Unlike other emergency disaster relief, a drought does not have the same knee-jerk reaction as an earthquake. Despite predictions from those on the ground that the situation was quickly going to turn into a disaster zone, aid organisations say they couldn’t get the funding they needed to ensure there was enough food and sanitation for people before the drought started. Why? Because unless you have pictures of malnourished Africans streaming across borders, dying cattle and dried up riverbeds, no one cares.
It really frustrates me that planning could prevent the suffering of thousands. Short-term solutions are simply not good enough, we have a responsibility to prevent future crises from happening and damage limitation can be planned for.
The effects of the East African drought which, if the climate predictions are right will go on for a long time, and will have devastating effects on the economic, social development of the region. It’s high time for change!
Bharat
July 9, 2011
Asha,
This is a problem that is going to get worse. And I don’t believe in “giving up” or being fatalistic – but I have spent the last year examining both climate change, theories of geopolitics, energy security, bio diversity and whole earth Gaia theory.
We have already reached an environmental tipping point and this drought is the first sign of what is to come.
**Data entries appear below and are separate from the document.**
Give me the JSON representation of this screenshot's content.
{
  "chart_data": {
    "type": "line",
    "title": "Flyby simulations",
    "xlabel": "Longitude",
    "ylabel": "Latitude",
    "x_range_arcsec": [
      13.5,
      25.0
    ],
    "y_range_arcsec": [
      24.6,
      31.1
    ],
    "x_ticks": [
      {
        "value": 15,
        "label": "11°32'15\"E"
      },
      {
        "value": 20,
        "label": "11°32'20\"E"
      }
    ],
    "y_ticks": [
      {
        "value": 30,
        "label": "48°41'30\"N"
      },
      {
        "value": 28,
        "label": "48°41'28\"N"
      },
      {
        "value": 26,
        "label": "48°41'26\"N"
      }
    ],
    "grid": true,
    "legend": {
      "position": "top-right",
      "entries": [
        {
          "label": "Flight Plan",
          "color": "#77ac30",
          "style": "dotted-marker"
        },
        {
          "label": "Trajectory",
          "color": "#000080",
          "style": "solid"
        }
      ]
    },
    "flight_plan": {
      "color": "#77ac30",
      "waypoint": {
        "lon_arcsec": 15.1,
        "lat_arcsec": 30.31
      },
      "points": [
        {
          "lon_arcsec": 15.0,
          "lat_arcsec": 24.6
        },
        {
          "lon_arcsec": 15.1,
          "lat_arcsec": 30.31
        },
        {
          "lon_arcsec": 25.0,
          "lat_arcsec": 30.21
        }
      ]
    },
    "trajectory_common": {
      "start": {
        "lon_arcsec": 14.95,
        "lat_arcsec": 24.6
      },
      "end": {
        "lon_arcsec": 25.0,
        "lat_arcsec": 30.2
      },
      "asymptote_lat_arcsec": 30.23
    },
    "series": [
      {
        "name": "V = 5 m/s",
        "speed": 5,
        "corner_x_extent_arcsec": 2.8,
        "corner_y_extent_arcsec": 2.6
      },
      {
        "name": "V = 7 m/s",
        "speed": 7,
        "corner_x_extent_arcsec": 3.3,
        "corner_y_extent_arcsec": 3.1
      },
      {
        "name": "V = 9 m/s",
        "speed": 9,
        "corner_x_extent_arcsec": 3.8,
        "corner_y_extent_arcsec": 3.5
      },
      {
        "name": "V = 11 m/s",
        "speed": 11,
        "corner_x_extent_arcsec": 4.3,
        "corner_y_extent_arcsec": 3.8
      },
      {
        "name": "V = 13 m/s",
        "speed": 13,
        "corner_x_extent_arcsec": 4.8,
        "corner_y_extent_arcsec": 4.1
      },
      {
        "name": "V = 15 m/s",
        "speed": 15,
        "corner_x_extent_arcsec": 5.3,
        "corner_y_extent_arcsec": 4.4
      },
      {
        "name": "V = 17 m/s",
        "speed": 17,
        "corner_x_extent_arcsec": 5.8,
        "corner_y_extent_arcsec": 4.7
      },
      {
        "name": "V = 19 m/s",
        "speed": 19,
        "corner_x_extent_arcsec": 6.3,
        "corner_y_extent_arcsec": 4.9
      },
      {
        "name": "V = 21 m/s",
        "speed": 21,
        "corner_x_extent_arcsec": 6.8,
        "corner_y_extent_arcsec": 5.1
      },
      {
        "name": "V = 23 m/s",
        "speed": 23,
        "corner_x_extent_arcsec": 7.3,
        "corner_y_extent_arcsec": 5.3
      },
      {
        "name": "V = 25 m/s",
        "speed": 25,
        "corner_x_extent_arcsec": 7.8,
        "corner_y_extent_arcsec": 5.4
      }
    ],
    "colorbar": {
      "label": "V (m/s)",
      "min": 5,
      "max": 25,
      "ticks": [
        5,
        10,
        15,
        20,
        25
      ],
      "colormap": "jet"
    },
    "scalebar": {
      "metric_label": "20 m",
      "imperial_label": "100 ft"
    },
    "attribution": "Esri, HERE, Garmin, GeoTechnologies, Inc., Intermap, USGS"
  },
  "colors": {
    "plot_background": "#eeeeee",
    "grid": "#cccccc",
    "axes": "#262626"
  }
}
But in every problem are the seeds of opportunity. If we as a “race” can put aside our many differences and tackle this problem head on – then we might have a chance to survive.
Money and aid is now necessary in this part of the world but could the “drought” have been prevented by “proper planning” as some NGO’s say. No I don’t think so. Although with proper planning the devastation to the populace would have been more limited.
To have avoided the drought would have required the human stakeholders – local, regional and international – to find some common ground and think about the “people” and their habitat first. But that is going to be hard when for example NGO’s where banned until last week by the rules of Somalia from entering their country.
But while this latest “human disaster” can be helped by massive influx of aid my worry is that our non-human cousins are the ones who are going to suffer no matter what the outcome.
Just been reading a disturbing report on the “extinction vortex” that is going to hit Indonesia and its orangutan population if that countries deforestation is not controlled.
We as a “race” really need a “high impact, low probability” event to jolt us and make us realize that we are really the same.
For the time I suppose people will try and do as much as they can.
We, the planet and the other organisms can be saved but it will take a might effort to do so.
We as a race have our challenge up to us to stand up now and face it.